Répartition inégalitaire
Au passage, cela remet en cause la régulation à l'installation lorsque l'on sait que les infirmiers qui y sont soumis sont plus inégalement répartis que les médecins, qui n'y sont pas soumis... Cette "répartition inégalitaire de l’offre sur les territoires engendre des coûts induits. La Cour avait estimé, en 2017, de 0,9 Md€ à 3,2 Md€ l’enjeu d’efficience lié à une offre de soins plus homogène". La forte concentration d'infirmiers sur un territoire engendre des couts supplémentaires, mais aussi chasse du territoire les SSIAD, beaucoup plus abordables financièrement parlant. Côté médecins, ce sont les dépassements d'honoraires qui deviennent des barrières infranchissables à l'accès aux soins. "Plus d’un médecin spécialiste sur deux pratique des dépassements d’honoraires pour un montant global toujours plus élevé (3,5 Md€ en 2021). Les dépassements ont représenté 17 % des honoraires en 2021", explique la Cour des comptes. Cerise sur le gâteau : la Cour des comptes constate aussi que les médecins fuient de plus en plus la permanence des soins ambulatoires. De là à les traiter de fainéants, il n'y a qu'un pas à faire... Inutile de dire que cette note a été plutôt mal accueillie par les principaux concernés.
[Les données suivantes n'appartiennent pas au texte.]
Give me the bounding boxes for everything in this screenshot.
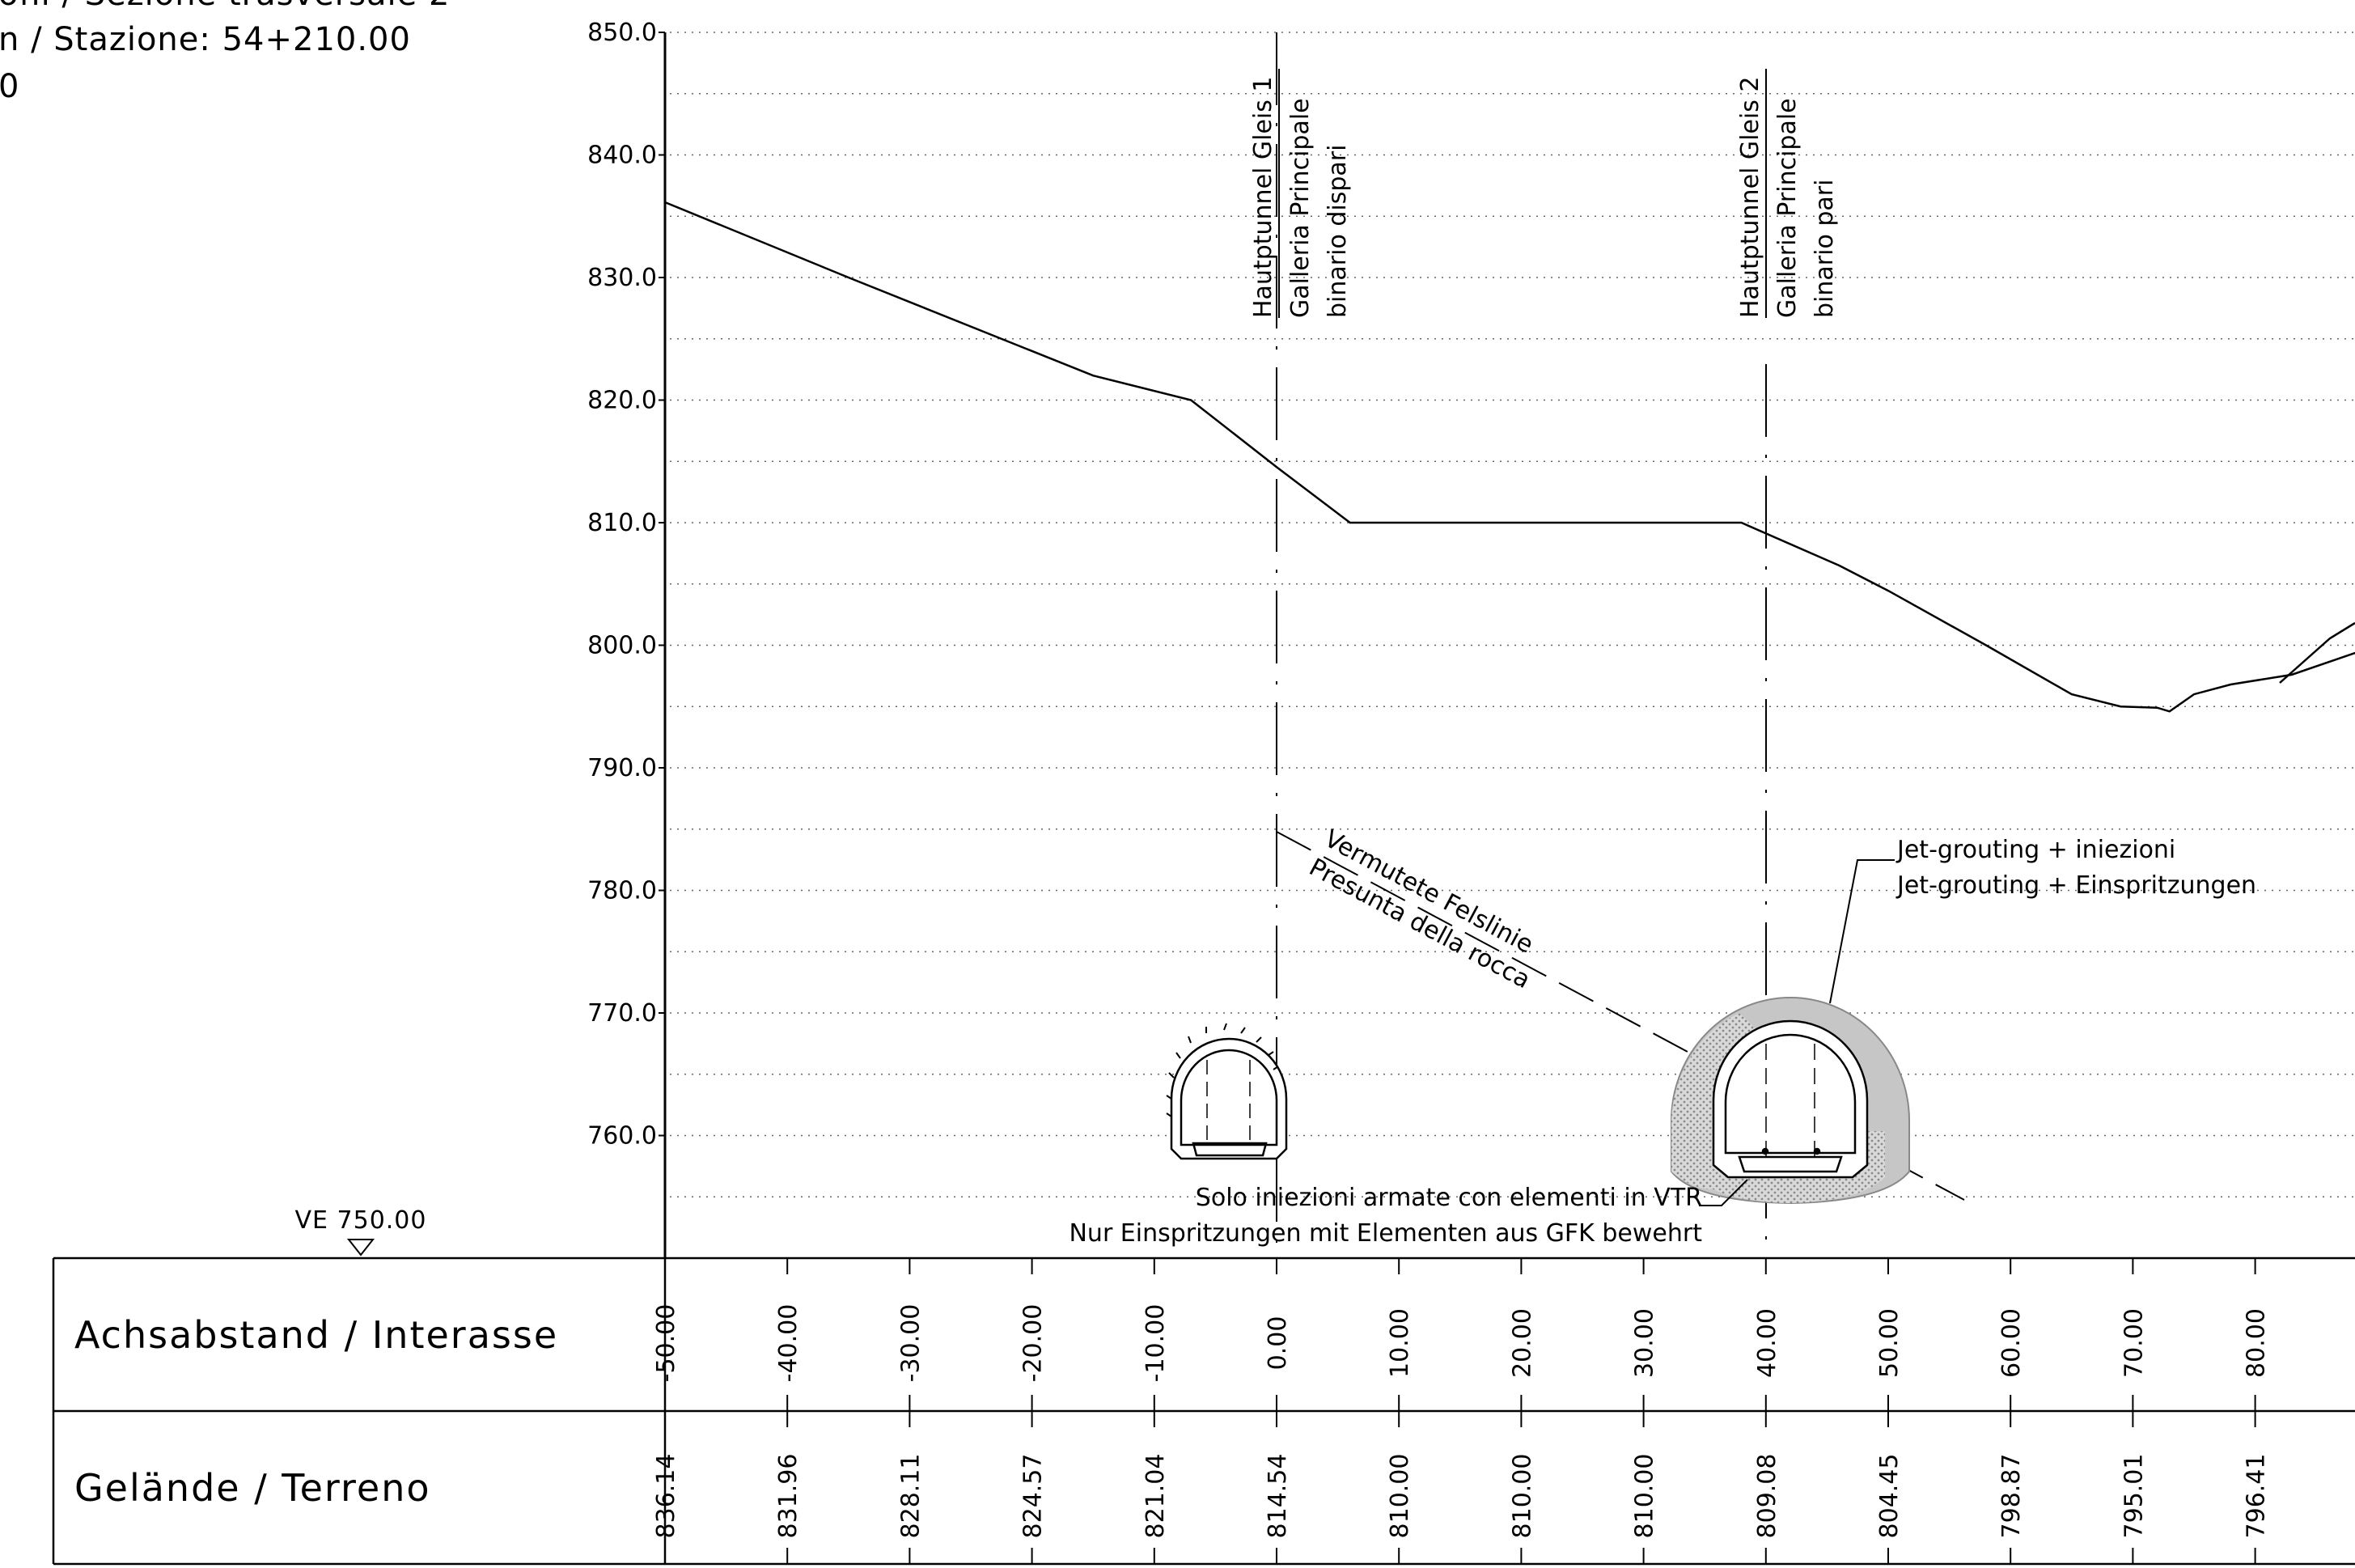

Le syndicat d'infirmières libérales Convergence infirmière regrette que la profession qu'il représente soit jeté en pâture à la vindicte populaire : "Évidemment, les proies faciles, les coupables idéaux que sont les infirmières et les infirmiers libéraux sont encore une fois jetés aux orties. Des milliards assenés, des leçons de morale dispensées, des solutions comptables prodiguées : ce sont de nouvelles pelletées de terre jetées sur la tête des IDEL. Nous coûtons trop cher, les patients coûtent trop cher, la santé coûte trop cher."
L'UFMLS attaque Moscovici... Et Cahuzac
L'UFML-S est encore plus cash, n'hésitant pas à salir au passage le président de la Cour des comptes, Pierre Moscovici : "La Cour des comptes ce machin où quelques protégés grassement rémunérés pérorent en manteau d’hermine, le cul dans le velours, les pieds dans la moquette épaisse, et pondent des rapports au km pour justifier leurs émoluments, vient de sortir neufs fiches thématiques pour 60 milliards d’économies…pour ce faire, ils ciblent les médecins libéraux (c’est sûr, il y en a trop, dégoûtons les un peu plus). Alors tant qu’à s’adresser à cette cour de précieuses ridicules, ciblons celui qui les dirige, Pierre-26300 euros de retraites cumulées- Moscovici… (Oui chez ces gens-là, les économies, c’est pour les autres…) Pierre Moscovici a été proche, très proche, trop proche ? d’un médecin… Jérôme Cahuzac. Est-ce son expérience d’hier qui construit son raisonnement d’aujourd’hui?" Le dialogue entre les pouvoirs publics et les corps intermédiaires vire une fois de plus à la foire d'empoigne.